Given the retrospective nature of our investigation, detailed patient irAE data acquisition was limited to registered medical records. Additionally, only patients who experienced altered clinical management due to irAEs were considered eligible. More comprehensive assessment and diagnosis of adverse events would require para-clinical test results. Applying the Common Terminology Criteria for Adverse Events grading system could further enhance the study's validity.

In addition to our analysis of true-positive cases, it is essential to consider the significance of false-positive and false-negative findings in [18F]FDG-PET/CT detection of irAEs. While false-positives may lead to unnecessary concerns and interventions, false-negatives could result in missed opportunities for early intervention [31, 52]. It is noteworthy that the interpretation of [18F]FDG-PET/CT scans encounters challenges in distinguishing physiological from pathological FDG uptakes. A substantial limitation in this context is the absence of a definitive reference standard for making this differentiation.

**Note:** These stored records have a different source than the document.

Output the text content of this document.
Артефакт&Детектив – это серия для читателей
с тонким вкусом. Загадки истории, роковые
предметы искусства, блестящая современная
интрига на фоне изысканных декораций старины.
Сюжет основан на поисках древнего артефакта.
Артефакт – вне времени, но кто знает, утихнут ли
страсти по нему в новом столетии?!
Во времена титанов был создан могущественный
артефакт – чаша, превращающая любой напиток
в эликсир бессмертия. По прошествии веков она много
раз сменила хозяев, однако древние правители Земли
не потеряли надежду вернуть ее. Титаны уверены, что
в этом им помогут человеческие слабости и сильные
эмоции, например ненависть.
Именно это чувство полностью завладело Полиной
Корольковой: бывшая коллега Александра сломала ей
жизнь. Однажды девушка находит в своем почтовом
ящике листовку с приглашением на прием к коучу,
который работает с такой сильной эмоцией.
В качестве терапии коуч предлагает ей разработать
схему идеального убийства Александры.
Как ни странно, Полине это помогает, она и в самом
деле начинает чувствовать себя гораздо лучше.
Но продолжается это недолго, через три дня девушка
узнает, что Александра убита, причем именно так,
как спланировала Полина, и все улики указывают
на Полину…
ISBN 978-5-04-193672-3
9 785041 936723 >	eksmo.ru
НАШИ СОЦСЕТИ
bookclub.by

In future studies, it would be clinically beneficial to see whether changing the timeline of the [18F]FDG-PET/CT scans would yield different results. Since more than half of the patients develop irAEs after the initial three immunotherapy doses, adjusting the intervals between the [18F]FDG-PET/CT scans should be considered. If the scans were performed more frequently initially, it is likely that more irAEs would be detected on [18F]FDG-PET/CT, potentially leading to earlier treatment when needed. Additionally, considering that irAE appearance has been linked to the efficacy of immunotherapy, investigating the predictive role of these events in immunotherapy response could potentially reduce patient discontinuation of immunotherapy [53]. This emphasis on early irAE treatment aligns with the need to differentiate irAEs from other conditions. To further enhance the clinical utility of [18F]FDG-PET/CT in this context, future research should investigate specific differentiation strategies and diagnostic algorithms for distinguishing between irAEs, recurrence, and other inflammatory conditions. This endeavour will play a significant role in refining the utility of [18F]FDG-PET/CT in guiding treatment decisions and monitoring therapeutic responses in oncology patients.